慘白的雨霧 “一個壞消息和一個壞消息……(2 / 2)

“你也說過,Re-CNS會導致嚴重不可逆的心肌壞死。”安室透正色提醒若月明海。

“這是承認硬盤被你人為破壞了嗎?”

事已至此,安室透認為自己的所為在若月明海的麵前已無所遁形。他點了點頭,反問若月:“這種事情,為什麼現在才說出來?”

“因為,第一個壞消息,壞就壞在甘露開始懷疑我們了,甚至可以說是上麵的人開始懷疑起我們。甘露從來不會和我主動談起工作上的事情,我很清楚那是試探,她在試探‘硬盤被破壞’究竟是你的密謀,還是我們的合謀。

“安室,我隻問你一句,你有十足的把握,確定自己對硬盤進行了不可修複的破壞嗎?”

不管自己的答案是什麼,那都不是可以對蜂蜜酒說出來的話。作為臥底,他比誰都清楚“隔牆有耳”的含義。
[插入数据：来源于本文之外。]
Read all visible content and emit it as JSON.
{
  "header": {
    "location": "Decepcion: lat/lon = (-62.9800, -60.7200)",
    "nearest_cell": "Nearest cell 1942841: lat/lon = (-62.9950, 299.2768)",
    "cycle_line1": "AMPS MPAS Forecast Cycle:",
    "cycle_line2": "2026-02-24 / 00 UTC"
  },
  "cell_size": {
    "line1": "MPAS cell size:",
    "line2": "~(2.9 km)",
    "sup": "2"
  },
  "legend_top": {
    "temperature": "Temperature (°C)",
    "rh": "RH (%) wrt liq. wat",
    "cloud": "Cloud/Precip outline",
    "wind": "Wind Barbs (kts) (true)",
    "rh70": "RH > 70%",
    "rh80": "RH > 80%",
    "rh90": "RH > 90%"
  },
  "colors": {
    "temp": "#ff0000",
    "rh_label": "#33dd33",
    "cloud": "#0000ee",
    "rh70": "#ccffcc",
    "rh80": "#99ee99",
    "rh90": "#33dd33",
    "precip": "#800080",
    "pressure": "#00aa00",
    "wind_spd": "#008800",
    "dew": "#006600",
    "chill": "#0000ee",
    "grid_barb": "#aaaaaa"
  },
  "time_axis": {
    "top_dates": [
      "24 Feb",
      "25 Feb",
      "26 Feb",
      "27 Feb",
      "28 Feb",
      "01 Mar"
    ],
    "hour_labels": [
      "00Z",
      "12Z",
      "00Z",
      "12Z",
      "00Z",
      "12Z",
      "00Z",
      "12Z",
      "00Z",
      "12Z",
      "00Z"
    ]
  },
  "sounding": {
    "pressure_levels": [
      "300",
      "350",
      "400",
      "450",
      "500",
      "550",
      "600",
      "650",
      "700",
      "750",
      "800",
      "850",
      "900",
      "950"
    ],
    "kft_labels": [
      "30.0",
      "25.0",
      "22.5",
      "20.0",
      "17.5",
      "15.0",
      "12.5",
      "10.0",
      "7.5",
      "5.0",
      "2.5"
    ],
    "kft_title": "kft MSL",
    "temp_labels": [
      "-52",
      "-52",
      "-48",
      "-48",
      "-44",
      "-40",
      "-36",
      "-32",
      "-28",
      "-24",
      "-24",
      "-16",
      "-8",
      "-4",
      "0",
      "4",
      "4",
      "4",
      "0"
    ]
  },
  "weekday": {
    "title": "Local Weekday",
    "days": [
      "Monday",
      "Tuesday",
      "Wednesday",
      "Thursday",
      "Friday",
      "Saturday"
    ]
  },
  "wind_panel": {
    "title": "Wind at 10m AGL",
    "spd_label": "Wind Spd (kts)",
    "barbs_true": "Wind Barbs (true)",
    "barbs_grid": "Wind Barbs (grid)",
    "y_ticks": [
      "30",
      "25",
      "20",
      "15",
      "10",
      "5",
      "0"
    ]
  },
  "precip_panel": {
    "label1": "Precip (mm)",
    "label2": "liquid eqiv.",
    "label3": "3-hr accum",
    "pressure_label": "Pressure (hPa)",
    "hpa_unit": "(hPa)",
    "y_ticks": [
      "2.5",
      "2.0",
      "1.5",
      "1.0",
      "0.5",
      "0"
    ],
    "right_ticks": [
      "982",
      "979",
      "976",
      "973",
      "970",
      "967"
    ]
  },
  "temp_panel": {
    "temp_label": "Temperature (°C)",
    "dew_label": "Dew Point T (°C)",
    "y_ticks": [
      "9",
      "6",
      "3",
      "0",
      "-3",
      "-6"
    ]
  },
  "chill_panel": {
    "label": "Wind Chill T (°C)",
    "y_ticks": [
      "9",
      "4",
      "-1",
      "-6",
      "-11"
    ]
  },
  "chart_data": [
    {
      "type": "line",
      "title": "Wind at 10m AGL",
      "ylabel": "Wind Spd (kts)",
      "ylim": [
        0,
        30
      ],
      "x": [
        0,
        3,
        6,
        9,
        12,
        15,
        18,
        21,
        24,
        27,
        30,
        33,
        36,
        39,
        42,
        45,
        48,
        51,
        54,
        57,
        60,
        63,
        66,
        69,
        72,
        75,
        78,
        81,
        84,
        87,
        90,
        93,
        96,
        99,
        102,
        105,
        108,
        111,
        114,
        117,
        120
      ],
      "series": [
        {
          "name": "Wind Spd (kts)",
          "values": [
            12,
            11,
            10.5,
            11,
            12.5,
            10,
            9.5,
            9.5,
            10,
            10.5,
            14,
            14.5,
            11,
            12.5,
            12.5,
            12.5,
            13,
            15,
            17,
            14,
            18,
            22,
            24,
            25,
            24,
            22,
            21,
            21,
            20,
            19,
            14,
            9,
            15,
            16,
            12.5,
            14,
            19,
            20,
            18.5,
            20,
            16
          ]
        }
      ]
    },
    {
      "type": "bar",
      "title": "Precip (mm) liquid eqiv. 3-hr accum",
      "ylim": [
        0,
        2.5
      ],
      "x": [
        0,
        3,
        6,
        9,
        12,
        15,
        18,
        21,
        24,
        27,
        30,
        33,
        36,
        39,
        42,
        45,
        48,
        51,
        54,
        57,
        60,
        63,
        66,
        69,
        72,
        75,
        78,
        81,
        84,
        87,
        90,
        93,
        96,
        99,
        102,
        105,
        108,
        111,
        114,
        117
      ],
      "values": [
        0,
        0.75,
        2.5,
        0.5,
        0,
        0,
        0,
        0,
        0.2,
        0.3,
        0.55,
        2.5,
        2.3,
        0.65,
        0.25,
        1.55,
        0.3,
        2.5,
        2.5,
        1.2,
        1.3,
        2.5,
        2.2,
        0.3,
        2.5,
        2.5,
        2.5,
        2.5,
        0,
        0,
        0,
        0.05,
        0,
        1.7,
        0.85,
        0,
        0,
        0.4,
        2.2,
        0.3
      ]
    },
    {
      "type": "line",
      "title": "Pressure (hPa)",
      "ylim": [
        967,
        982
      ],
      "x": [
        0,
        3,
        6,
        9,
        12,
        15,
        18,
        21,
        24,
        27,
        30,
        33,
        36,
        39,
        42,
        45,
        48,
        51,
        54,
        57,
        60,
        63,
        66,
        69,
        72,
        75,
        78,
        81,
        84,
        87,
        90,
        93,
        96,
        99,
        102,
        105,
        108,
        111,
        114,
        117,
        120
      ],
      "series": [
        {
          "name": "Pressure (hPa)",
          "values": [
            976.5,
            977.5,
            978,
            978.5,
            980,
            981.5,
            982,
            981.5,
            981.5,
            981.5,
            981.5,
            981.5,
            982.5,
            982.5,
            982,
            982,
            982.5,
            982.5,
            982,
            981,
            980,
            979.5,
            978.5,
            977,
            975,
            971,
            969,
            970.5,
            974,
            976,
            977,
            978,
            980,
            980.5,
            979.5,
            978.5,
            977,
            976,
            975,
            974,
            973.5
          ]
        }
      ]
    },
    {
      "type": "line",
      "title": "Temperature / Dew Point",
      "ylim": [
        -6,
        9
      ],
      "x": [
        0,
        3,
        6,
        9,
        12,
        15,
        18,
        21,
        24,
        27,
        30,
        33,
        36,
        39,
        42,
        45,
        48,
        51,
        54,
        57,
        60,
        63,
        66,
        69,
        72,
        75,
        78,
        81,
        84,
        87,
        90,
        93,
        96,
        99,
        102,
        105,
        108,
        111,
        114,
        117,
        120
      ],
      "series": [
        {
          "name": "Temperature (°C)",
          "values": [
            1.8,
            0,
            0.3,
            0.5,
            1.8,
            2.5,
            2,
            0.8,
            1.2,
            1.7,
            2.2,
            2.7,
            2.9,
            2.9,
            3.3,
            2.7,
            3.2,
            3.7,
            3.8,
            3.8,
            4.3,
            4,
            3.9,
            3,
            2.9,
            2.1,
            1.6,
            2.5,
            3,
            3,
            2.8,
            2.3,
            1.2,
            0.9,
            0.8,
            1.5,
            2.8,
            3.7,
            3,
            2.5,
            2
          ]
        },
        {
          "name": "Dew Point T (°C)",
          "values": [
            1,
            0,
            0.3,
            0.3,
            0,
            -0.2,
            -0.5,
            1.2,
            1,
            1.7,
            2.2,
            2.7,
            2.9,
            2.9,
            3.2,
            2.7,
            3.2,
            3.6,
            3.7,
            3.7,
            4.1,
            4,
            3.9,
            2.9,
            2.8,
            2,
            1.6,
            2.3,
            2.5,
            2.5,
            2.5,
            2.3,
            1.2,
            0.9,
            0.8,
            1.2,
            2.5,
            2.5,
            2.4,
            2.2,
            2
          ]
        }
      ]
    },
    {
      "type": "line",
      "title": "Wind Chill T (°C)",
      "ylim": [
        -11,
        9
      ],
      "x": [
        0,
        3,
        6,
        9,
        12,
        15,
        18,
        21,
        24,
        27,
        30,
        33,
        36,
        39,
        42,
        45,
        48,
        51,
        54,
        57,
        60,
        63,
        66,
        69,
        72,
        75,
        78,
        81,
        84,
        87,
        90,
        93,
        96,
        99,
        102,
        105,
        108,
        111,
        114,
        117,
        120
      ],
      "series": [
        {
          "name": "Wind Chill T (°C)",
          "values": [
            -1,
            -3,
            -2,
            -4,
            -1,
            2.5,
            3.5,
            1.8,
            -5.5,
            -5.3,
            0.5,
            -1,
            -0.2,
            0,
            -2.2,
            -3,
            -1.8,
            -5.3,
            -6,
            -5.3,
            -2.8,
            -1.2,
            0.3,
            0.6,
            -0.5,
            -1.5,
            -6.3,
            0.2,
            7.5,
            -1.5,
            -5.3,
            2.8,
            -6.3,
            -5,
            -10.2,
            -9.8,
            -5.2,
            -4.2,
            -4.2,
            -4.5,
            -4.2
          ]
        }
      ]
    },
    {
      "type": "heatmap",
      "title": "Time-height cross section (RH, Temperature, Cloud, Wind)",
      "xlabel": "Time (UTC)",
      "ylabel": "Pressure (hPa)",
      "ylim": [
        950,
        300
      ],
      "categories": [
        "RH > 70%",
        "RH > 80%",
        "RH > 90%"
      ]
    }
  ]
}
誰又能自信地確定,這不是蜂蜜酒和甘露這兩位好朋友所共同設下的圈套呢?

車窗外的世界陰沉起來,遙遠的地平線處傳來隱隱的雷鳴。緊接著,豆粒大的雨滴淩亂地砸落下來,墜在地麵,迸射出慘白的雨霧。

“我沒有及時告知你,是因為如果你得到了消息,一定會采取行動。再小的風吹草動都會引起警覺,你會不顧一切地去冒這個險,但我不希望這成為謝幕的導火索。”

若月明海感覺氤氳的雨氣滲入了車內,她解開領口的一顆扣子,繼續道:“甘露在賭我和你是共犯,我在賭她對損壞的硬盤束手無策。如果你信任我對甘露的了解,那麼我希望你仍能按甲不動,不要去打那塊存放於第二實驗室的硬盤的主意。”

安室透當然相信若月明海對Re-CNS硬盤狀態的猜測。如果當時硬盤有萬分之一被修複的可能、如果當時硬盤有半點人為故意損壞的痕跡,他都不會把硬盤交給琴酒。

但如果是一周前的他,肯定會采取一些必要的行動來確認情況是否屬實。

假如若月明海對甘露行為的判斷客觀真實,那麼派人早日打入第二實驗室內部是極為有必要的。安室透默默記住了這一點,等待若月明海的下一次開口。

“至少應該相信我對你的……態度。”若月明海垂下眼眸,“還是繼續說第二個壞消息吧。在第二實驗室的時候,我的手機應該被人動過了。”

“這也是甘露告訴你的嗎?”

“算是。”

安室透不知若月明海為何使用了模棱兩可的回答。

“算是我的猜測……”若月明海想起了那晚甘露不經意間的言語與動作,“她說著‘正巧看見你在山梨這邊’的同時,握著手機的手自然地晃了晃。”

“正巧看見你在山梨這邊”……安室透在心中咀嚼著這句話。

“看見”。

“山梨”。

手機。

“甘露說的那句話,完整地來說是什麼?”

畢竟距離與甘露見麵的那晚已經過去了一周,安室透本來沒指望若月明海能夠回想起來,但出乎意料的是,若月回答得非常肯定:“‘我陪梅斯卡爾出來辦點事,正巧看見你在山梨這邊,就讓他把我送過來啦’。”

如果甘露是碰巧從東雲旁的公路路過,那麼她說的應該是“正巧看見你也在東雲”之類的話,而不會用“山梨”這種大範圍的詞。

至於晃動手機的手……

安室透看著若月明海手中的信號屏蔽盒:“你是認為,從她的手機中,能獲取到你的位置?”

“是的。從第二實驗室的人員構成來看,能在我手機上做成這件事的,隻有身為‘外援’的甘露一人。”

似乎有那麼一句話——當你在家裡發現一隻蟑螂的時候,其實在看不到的地方,已經存在了很多隻蟑螂。

安室透心臟一沉。

反倒是若月明海,她眉眼一彎,笑靨如花:“如果僅僅是為了針對我而安裝了定位係統,其實我是無所謂的。假如還有彆的呢?錄屏、拍攝,甚至是……你把我叫出來的原因——實時的監聽。當然,這些對我來說依舊無所謂。但是,那晚我好像對你說了什麼不該說的話。”

傾盆的雷雨使得車窗變得模糊一片,看不清外界的景象,唯有若月明海明媚的笑容在陰暗的車內格外清晰,令人毛骨悚然。